Repeat Spawners

'Reconditioning' steelhead kelts to improve their chances of successfully spawning more than once may boost Snake River B-run steelhead, a threatened species, beyond the threshold for recovery.

 

A unique approach that takes advantage of a unique characteristic of steelhead – unlike salmon, steelhead can spawn more than once – may be the thing that saves some threatened and endangered steelhead populations in the Columbia River Basin from extinction.

A steelhead that has returned from the ocean and spawned is called a kelt. For 16 years, the Columbia River Inter-Tribal Fish Commission and its member tribes have been experimenting with kelts, honing the practice of “reconditioning” the fish to get them to spawn again. The tribes have been conducting long-term kelt reconditioning experiments in the Yakima River and then in other locations for less time, including the Snake, Okanogan, Deschutes, and Hood rivers.

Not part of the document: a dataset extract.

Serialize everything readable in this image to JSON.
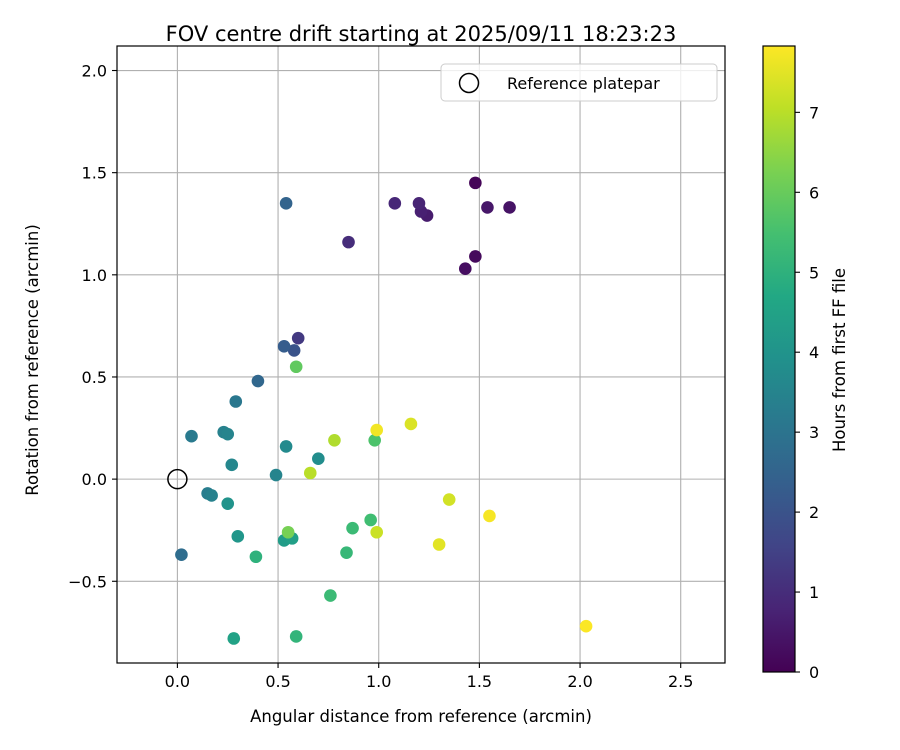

In December, the Council approved the next step in the master plan for kelt reconditioning, construction of a $2 million production facility at the Nez Perce Tribal Hatchery in Lapwai, Idaho. The money will be provided by the Bonneville Power Administration, which supports reconditioning Snake River B-run steelhead, a threatened species.

NOAA Fisheries, the federal agency that implements the ESA for salmon and steelhead in the Northwest, calls for a 6-percent improvement in the productivity of B-run steelhead in the Snake River, one of two runs in the Snake Basin, by reconditioning kelts and/or improving in-stream passage through the hydropower system. NOAA’s biological opinion on federal dam operations to protect listed fish species concludes that reconditioning is likely to yield enough additional spawning steelhead to exceed the threshold level for recovery of the B-run species. In fact, research to date indicates that long-term reconditioning of kelt steelhead can greatly increase the number of repeat spawners compared to leaving the fish in the river to spawn again on their own.

Reconditioning involves capturing downstream-migrating fish, screening them into a bypass system, holding them in a large tank, feeding them, keeping them until they are considered “rematured,” and then releasing them from late March through October into their natal waters. The project aims to increase the lifetime reproductive success of wild steelhead and assist with their recovery. While kelts are abundant in the Columbia, repeat spawners are rare, according to the tribal researchers. Kelts are almost always females, and artificially reconditioned kelts appear to find their way home with what the researchers call “high fidelity.”